# When to install tile flooring?



## DangerMouse (Jul 17, 2008)

i'd have to say after. it'd be a real pain to grout next to the baseboard and keep it looking good. just my 2 cents....

DM


----------



## 47_47 (Sep 11, 2007)

Install insulation and drywall/backerboard
Tape, float the room
Prep, prime and first coat of paint
Install ceramic tile for tub surround
Install ceramic tile on floor
Install vanity (free standing, not a built-in), countertop and faucets
Install trim
Reinstall toilet
Caulk anything that needs it
Second coat paint / touch up 
Install mirror and lighting

I rearranged the order as I'd do it.


----------



## kimberland30 (Jan 22, 2008)

I agree with 47_47, however I'd do all the painting before putting in the floor, then do touch ups after everything is in and done.

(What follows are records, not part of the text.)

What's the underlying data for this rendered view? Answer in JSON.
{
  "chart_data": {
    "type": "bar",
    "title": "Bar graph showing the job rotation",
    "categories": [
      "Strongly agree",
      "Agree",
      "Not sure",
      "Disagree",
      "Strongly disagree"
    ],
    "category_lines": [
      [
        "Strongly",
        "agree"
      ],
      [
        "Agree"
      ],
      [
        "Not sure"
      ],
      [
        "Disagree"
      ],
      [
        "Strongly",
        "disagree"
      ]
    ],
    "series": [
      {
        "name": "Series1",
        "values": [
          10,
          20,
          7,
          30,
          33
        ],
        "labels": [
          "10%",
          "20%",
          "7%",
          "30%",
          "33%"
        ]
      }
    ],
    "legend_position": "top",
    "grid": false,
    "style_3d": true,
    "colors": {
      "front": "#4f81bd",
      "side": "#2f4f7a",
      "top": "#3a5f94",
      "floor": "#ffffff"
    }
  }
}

That's what we did when we did our hall bathroom. We didn't take it down to the studs, but this is what we did:

Removed vanity and toilet.
Removed wallpaper, primed and painted 2 coats.
Painted vanity.
Installed tile flooring.
Installed wainscoting, base, chair rail and crown.
Caulked and touch up painted where needed.
Reinstalled vanity and toilet.
Installed new mirror and cabinet.
Hang pictures/toilet accessories.


----------



## MT Stringer (Oct 19, 2008)

Great.
Thanks for the replies.
Mike


----------